5.2 Les capacités de migration en eau douce de S lagocephalus, un avantage

S. lagocephalus, un avantage compétitif par rapport à

C. acutipinnis ?

Les abondances de S. lagocephalus observées dans les rivières de La Réunion sont beaucoup plus élevées que celles de C. acutipinnis (chapitre 1) ce qui semble indiquer une meilleure adaptation de S. lagocephalus aux conditions biotiques et abiotiques de ces milieux. L’aire de répartition de S. lagocephalus s’étend depuis l’ouest de l’Océan Indien jusqu’à l’est de l’Océan Pacifique (Keith et al., 2005a) alors que C. acutipinnis est endémique des îles Maurice et de La Réunion (Keith et al., 2005b).

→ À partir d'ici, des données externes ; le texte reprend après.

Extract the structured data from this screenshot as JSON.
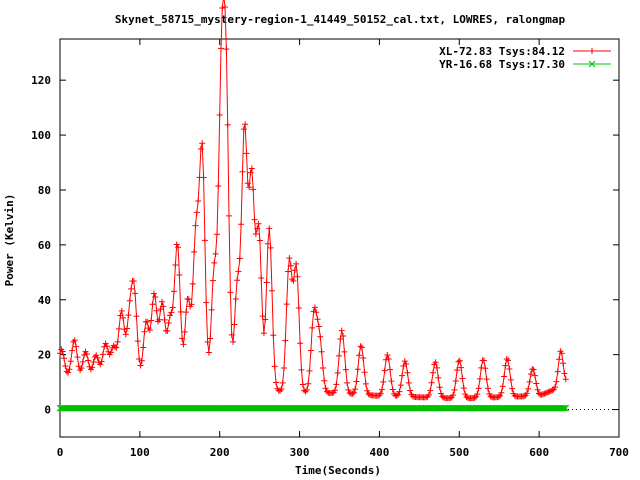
{
  "chart_data": {
    "type": "line",
    "title": "Skynet_58715_mystery-region-1_41449_50152_cal.txt, LOWRES, ralongmap",
    "xlabel": "Time(Seconds)",
    "ylabel": "Power (Kelvin)",
    "xlim": [
      0,
      700
    ],
    "ylim": [
      -10,
      135
    ],
    "xticks": [
      0,
      100,
      200,
      300,
      400,
      500,
      600,
      700
    ],
    "yticks": [
      0,
      20,
      40,
      60,
      80,
      100,
      120
    ],
    "grid": false,
    "legend_position": "top-right",
    "series": [
      {
        "name": "XL-72.83 Tsys:84.12",
        "color": "#ff0000",
        "marker": "plus",
        "t_start": 0,
        "t_step": 1.68,
        "baseline": [
          [
            0,
            12
          ],
          [
            30,
            11
          ],
          [
            50,
            12
          ],
          [
            100,
            11
          ],
          [
            200,
            9
          ],
          [
            260,
            7
          ],
          [
            300,
            6
          ],
          [
            340,
            6
          ],
          [
            400,
            5
          ],
          [
            500,
            4
          ],
          [
            600,
            5
          ],
          [
            625,
            8
          ],
          [
            635,
            10
          ]
        ],
        "peaks": [
          [
            2,
            10,
            3.5
          ],
          [
            18,
            14,
            3.5
          ],
          [
            32,
            10,
            3.5
          ],
          [
            45,
            8,
            3.5
          ],
          [
            57,
            12,
            3.5
          ],
          [
            67,
            11,
            3.5
          ],
          [
            77,
            24,
            3.5
          ],
          [
            87,
            20,
            3.5
          ],
          [
            93,
            30,
            3.5
          ],
          [
            108,
            21,
            3.5
          ],
          [
            118,
            31,
            3.5
          ],
          [
            128,
            28,
            3.5
          ],
          [
            138,
            22,
            3.5
          ],
          [
            147,
            50,
            3.5
          ],
          [
            160,
            30,
            3.5
          ],
          [
            170,
            52,
            3.5
          ],
          [
            178,
            84,
            3.5
          ],
          [
            193,
            40,
            3.5
          ],
          [
            202,
            102,
            3.5
          ],
          [
            208,
            103,
            3.5
          ],
          [
            222,
            36,
            3.5
          ],
          [
            231,
            93,
            3.5
          ],
          [
            240,
            75,
            3.5
          ],
          [
            249,
            57,
            3.5
          ],
          [
            262,
            59,
            3.5
          ],
          [
            287,
            47,
            3.5
          ],
          [
            296,
            45,
            3.5
          ],
          [
            318,
            28,
            3.5
          ],
          [
            325,
            19,
            3.5
          ],
          [
            353,
            23,
            3.5
          ],
          [
            377,
            18,
            3.5
          ],
          [
            410,
            15,
            3.5
          ],
          [
            432,
            13,
            3.5
          ],
          [
            470,
            13,
            3.5
          ],
          [
            500,
            14,
            3.5
          ],
          [
            530,
            14,
            3.5
          ],
          [
            560,
            14,
            3.5
          ],
          [
            592,
            10,
            3.5
          ],
          [
            627,
            13,
            3
          ]
        ]
      },
      {
        "name": "YR-16.68 Tsys:17.30",
        "color": "#00c000",
        "marker": "cross",
        "t_start": 0,
        "t_step": 1.68,
        "constant": 0.5
      }
    ],
    "t_end": 635
  }
}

Le succès de la récente expansion de S. lagocephalus, il y a moins de 3,5 millions d’années, depuis un centre de spéciation situé à l’ouest de l’Océan Pacifique (Keith et al., 2011b) peut en partie être expliqué par la durée élevée de sa période larvaire en mer qui varie de 96 à 296 jours (Hoareau et al., 2007; Teichert et al., 2016b). Cette longue durée de vie en mer contribue probablement à augmenter les capacités de dispersion de l’espèce au stade larvaire et donc la probabilité d’atteindre de nouveaux habitats d’eau douce (Lord et al., 2010). Cependant, la persistance d’une population dans un nouvel habitat est aussi dépendante de la capacité des individus à s’y installer, s’y maintenir, s’y reproduire, puis à y retourner après la phase larvaire en mer (McDowall, 2010). Ces derniers points dépendent fortement des traits d’histoire de vie de l’espèce (Agrawal, 2001; Karjalainen et al., 2016).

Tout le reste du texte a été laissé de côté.